И снова ощущение прокатившихся по всему телу морских ежей охватило Тайлера.
— Вы считаете, я поступила неправильно? — Она спрашивала так, словно эта мысль очень ее удивила.
— Да. Да, Конни. Я так считаю.
— Почему же? Если бы только вы могли их видеть…
— Я видел всякое.
— Ну да, — устало согласилась она. — Вы-то, конечно, видели.
Тайлер никак не мог избавиться от подиравшего по коже мороза. Он снял руку с плеч Конни.
— Думаю, они смогут доказать, что я сделала это нарочно, — сказала она. — Тогда я пропала — засадят на всю жизнь.
— Конни, полиция разыскивает вас из-за кражи.
— За кражу?! — Она посмотрела на него так, будто он произнес что-то безумное. — Я за всю свою жизнь ничего никогда не крала. На Окружной ферме воровала Джинни Хаусман. Она брала всякое разное у пациентов, как только они поступали туда, она работала на приеме и крала чеки в конторе тоже. Обожемой! Удивительно, как это они ее до сих пор не поймали? Какое-то время мы с ней дружили, а потом она мне совсем разонравилась. Тайлер, я ничего не крала.
— Я вам верю.
— А они мне поверят?
— Не знаю.
— Если они не знают про тех двух кормленок, мне надо им сказать? Это ведь преступление, я думаю?
— Да, Конни. Это преступление.
Она отодвинулась от него и посмотрела так, будто хотела всего его охватить взглядом:
— Теперь вы по-другому ко мне станете относиться?
— Конни, вам необходима помощь.
— Но я же вам в тот день сказала.
— Что вы мне сказали?
— Я вам тогда сказала про Бекки и про то, как она от ребенка своего избавилась.
— Да.
Сердце Тайлера забилось быстрее.
— А вы ответили: «Ох, да мы все грешники». Что-то вроде этого.
— Да, но, Конни…
— А теперь вы считаете меня убийцей и смотрите на меня совсем по-другому, даже когда я говорю, что моя сестра сделала то же самое.

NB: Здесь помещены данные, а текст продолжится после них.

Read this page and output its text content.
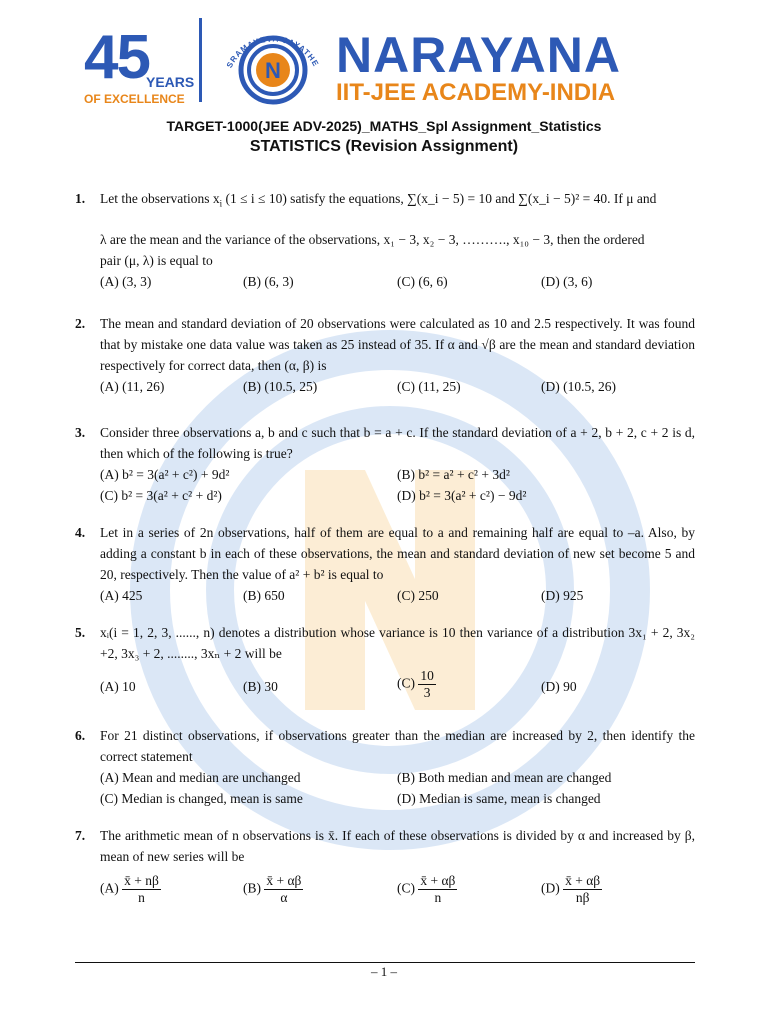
45
YEARS
OF EXCELLENCE
N
SRAMAYEVA JAYATHE NARAYANA
IIT-JEE ACADEMY-INDIA
TARGET-1000(JEE ADV-2025)_MATHS_Spl Assignment_Statistics
STATISTICS (Revision Assignment)
1. Let the observations $x_i$ (1 ≤ i ≤ 10) satisfy the equations, ∑(x_i − 5) = 10 and ∑(x_i − 5)² = 40. If μ and
λ are the mean and the variance of the observations, x₁ − 3, x₂ − 3, ………., x₁₀ − 3, then the ordered
pair (μ, λ) is equal to
(A) (3, 3)	(B) (6, 3)	(C) (6, 6)	(D) (3, 6)
2. The mean and standard deviation of 20 observations were calculated as 10 and 2.5 respectively. It was found that by mistake one data value was taken as 25 instead of 35. If α and √β are the mean and standard deviation respectively for correct data, then (α, β) is
(A) (11, 26)	(B) (10.5, 25)	(C) (11, 25)	(D) (10.5, 26)
3. Consider three observations a, b and c such that b = a + c. If the standard deviation of a + 2, b + 2, c + 2 is d, then which of the following is true?
(A) b² = 3(a² + c²) + 9d²	(B) b² = a² + c² + 3d²
(C) b² = 3(a² + c² + d²)	(D) b² = 3(a² + c²) − 9d²
4. Let in a series of 2n observations, half of them are equal to a and remaining half are equal to –a. Also, by adding a constant b in each of these observations, the mean and standard deviation of new set become 5 and 20, respectively. Then the value of a² + b² is equal to
(A) 425	(B) 650	(C) 250	(D) 925
5. xᵢ(i = 1, 2, 3, ......, n) denotes a distribution whose variance is 10 then variance of a distribution 3x₁ + 2, 3x₂ +2, 3x₃ + 2, ........, 3xₙ + 2 will be
(A) 10	(B) 30	$(C) \frac{10}{3}$	(D) 90
6. For 21 distinct observations, if observations greater than the median are increased by 2, then identify the correct statement
(A) Mean and median are unchanged	(B) Both median and mean are changed
(C) Median is changed, mean is same	(D) Median is same, mean is changed
7. The arithmetic mean of n observations is x̄. If each of these observations is divided by α and increased by β, mean of new series will be
$(A) \frac{x̄ + n\beta}{n}$	$(B) \frac{x̄ + \alpha\beta}{\alpha}$	$(C) \frac{x̄ + \alpha\beta}{n}$	$(D) \frac{x̄ + \alpha\beta}{n\beta}$
– 1 –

— Конни, это вовсе не то же самое.
— Как же так?
— Конни, послушайте. Давайте поедем найдем тех, кто сможет вам помочь.
— Вы хотите сдать меня полиции? У ребенка Бекки вся жизнь была впереди, а жизнь этих старух уже кончилась.

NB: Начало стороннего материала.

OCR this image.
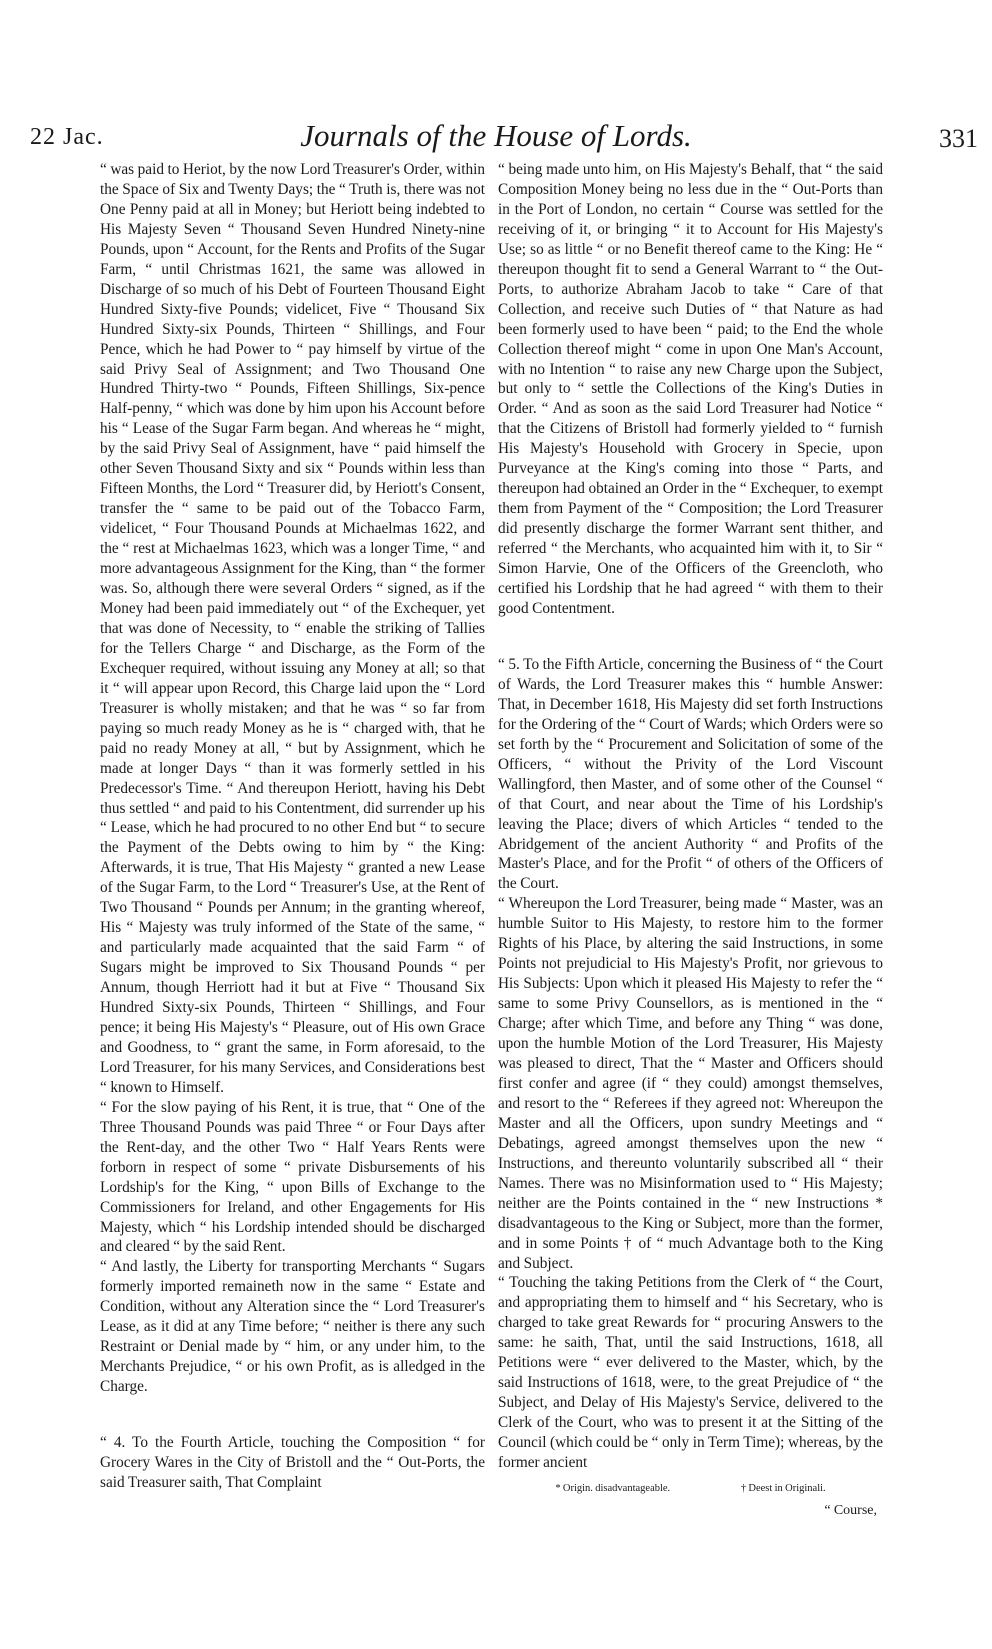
22 Jac.	Journals of the House of Lords.	331

“ was paid to Heriot, by the now Lord Treasurer's Order, within the Space of Six and Twenty Days; the “ Truth is, there was not One Penny paid at all in Money; but Heriott being indebted to His Majesty Seven “ Thousand Seven Hundred Ninety-nine Pounds, upon “ Account, for the Rents and Profits of the Sugar Farm, “ until Christmas 1621, the same was allowed in Discharge of so much of his Debt of Fourteen Thousand Eight Hundred Sixty-five Pounds; videlicet, Five “ Thousand Six Hundred Sixty-six Pounds, Thirteen “ Shillings, and Four Pence, which he had Power to “ pay himself by virtue of the said Privy Seal of Assignment; and Two Thousand One Hundred Thirty-two “ Pounds, Fifteen Shillings, Six-pence Half-penny, “ which was done by him upon his Account before his “ Lease of the Sugar Farm began. And whereas he “ might, by the said Privy Seal of Assignment, have “ paid himself the other Seven Thousand Sixty and six “ Pounds within less than Fifteen Months, the Lord “ Treasurer did, by Heriott's Consent, transfer the “ same to be paid out of the Tobacco Farm, videlicet, “ Four Thousand Pounds at Michaelmas 1622, and the “ rest at Michaelmas 1623, which was a longer Time, “ and more advantageous Assignment for the King, than “ the former was. So, although there were several Orders “ signed, as if the Money had been paid immediately out “ of the Exchequer, yet that was done of Necessity, to “ enable the striking of Tallies for the Tellers Charge “ and Discharge, as the Form of the Exchequer required, without issuing any Money at all; so that it “ will appear upon Record, this Charge laid upon the “ Lord Treasurer is wholly mistaken; and that he was “ so far from paying so much ready Money as he is “ charged with, that he paid no ready Money at all, “ but by Assignment, which he made at longer Days “ than it was formerly settled in his Predecessor's Time. “ And thereupon Heriott, having his Debt thus settled “ and paid to his Contentment, did surrender up his “ Lease, which he had procured to no other End but “ to secure the Payment of the Debts owing to him by “ the King: Afterwards, it is true, That His Majesty “ granted a new Lease of the Sugar Farm, to the Lord “ Treasurer's Use, at the Rent of Two Thousand “ Pounds per Annum; in the granting whereof, His “ Majesty was truly informed of the State of the same, “ and particularly made acquainted that the said Farm “ of Sugars might be improved to Six Thousand Pounds “ per Annum, though Herriott had it but at Five “ Thousand Six Hundred Sixty-six Pounds, Thirteen “ Shillings, and Four pence; it being His Majesty's “ Pleasure, out of His own Grace and Goodness, to “ grant the same, in Form aforesaid, to the Lord Treasurer, for his many Services, and Considerations best “ known to Himself.

“ For the slow paying of his Rent, it is true, that “ One of the Three Thousand Pounds was paid Three “ or Four Days after the Rent-day, and the other Two “ Half Years Rents were forborn in respect of some “ private Disbursements of his Lordship's for the King, “ upon Bills of Exchange to the Commissioners for Ireland, and other Engagements for His Majesty, which “ his Lordship intended should be discharged and cleared “ by the said Rent.

“ And lastly, the Liberty for transporting Merchants “ Sugars formerly imported remaineth now in the same “ Estate and Condition, without any Alteration since the “ Lord Treasurer's Lease, as it did at any Time before; “ neither is there any such Restraint or Denial made by “ him, or any under him, to the Merchants Prejudice, “ or his own Profit, as is alledged in the Charge.

“ 4. To the Fourth Article, touching the Composition “ for Grocery Wares in the City of Bristoll and the “ Out-Ports, the said Treasurer saith, That Complaint

“ being made unto him, on His Majesty's Behalf, that “ the said Composition Money being no less due in the “ Out-Ports than in the Port of London, no certain “ Course was settled for the receiving of it, or bringing “ it to Account for His Majesty's Use; so as little “ or no Benefit thereof came to the King: He “ thereupon thought fit to send a General Warrant to “ the Out-Ports, to authorize Abraham Jacob to take “ Care of that Collection, and receive such Duties of “ that Nature as had been formerly used to have been “ paid; to the End the whole Collection thereof might “ come in upon One Man's Account, with no Intention “ to raise any new Charge upon the Subject, but only to “ settle the Collections of the King's Duties in Order. “ And as soon as the said Lord Treasurer had Notice “ that the Citizens of Bristoll had formerly yielded to “ furnish His Majesty's Household with Grocery in Specie, upon Purveyance at the King's coming into those “ Parts, and thereupon had obtained an Order in the “ Exchequer, to exempt them from Payment of the “ Composition; the Lord Treasurer did presently discharge the former Warrant sent thither, and referred “ the Merchants, who acquainted him with it, to Sir “ Simon Harvie, One of the Officers of the Greencloth, who certified his Lordship that he had agreed “ with them to their good Contentment.

“ 5. To the Fifth Article, concerning the Business of “ the Court of Wards, the Lord Treasurer makes this “ humble Answer: That, in December 1618, His Majesty did set forth Instructions for the Ordering of the “ Court of Wards; which Orders were so set forth by the “ Procurement and Solicitation of some of the Officers, “ without the Privity of the Lord Viscount Wallingford, then Master, and of some other of the Counsel “ of that Court, and near about the Time of his Lordship's leaving the Place; divers of which Articles “ tended to the Abridgement of the ancient Authority “ and Profits of the Master's Place, and for the Profit “ of others of the Officers of the Court.

“ Whereupon the Lord Treasurer, being made “ Master, was an humble Suitor to His Majesty, to restore him to the former Rights of his Place, by altering the said Instructions, in some Points not prejudicial to His Majesty's Profit, nor grievous to His Subjects: Upon which it pleased His Majesty to refer the “ same to some Privy Counsellors, as is mentioned in the “ Charge; after which Time, and before any Thing “ was done, upon the humble Motion of the Lord Treasurer, His Majesty was pleased to direct, That the “ Master and Officers should first confer and agree (if “ they could) amongst themselves, and resort to the “ Referees if they agreed not: Whereupon the Master and all the Officers, upon sundry Meetings and “ Debatings, agreed amongst themselves upon the new “ Instructions, and thereunto voluntarily subscribed all “ their Names. There was no Misinformation used to “ His Majesty; neither are the Points contained in the “ new Instructions * disadvantageous to the King or Subject, more than the former, and in some Points † of “ much Advantage both to the King and Subject.

“ Touching the taking Petitions from the Clerk of “ the Court, and appropriating them to himself and “ his Secretary, who is charged to take great Rewards for “ procuring Answers to the same: he saith, That, until the said Instructions, 1618, all Petitions were “ ever delivered to the Master, which, by the said Instructions of 1618, were, to the great Prejudice of “ the Subject, and Delay of His Majesty's Service, delivered to the Clerk of the Court, who was to present it at the Sitting of the Council (which could be “ only in Term Time); whereas, by the former ancient

* Origin. disadvantageable.	† Deest in Originali.
“ Course,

— Но сами-то они еще не кончились.
— Ну, Тайлер, вы меня совсем запутали. Вы правда собираетесь меня сдать?
— Вы можете оставаться тут, в церкви, пока мы решим, что нам делать, — сказал он. И добавил: — Вы же в шоке. — Но в шоке был он сам. Он поднялся со скамьи. — Вы нуждаетесь в помощи. Я поеду привезу Адриана.
Конни, рыдая, опустила голову. Тайлер снова сел на скамью. Но теперь Конни стала ему по-настоящему страшна.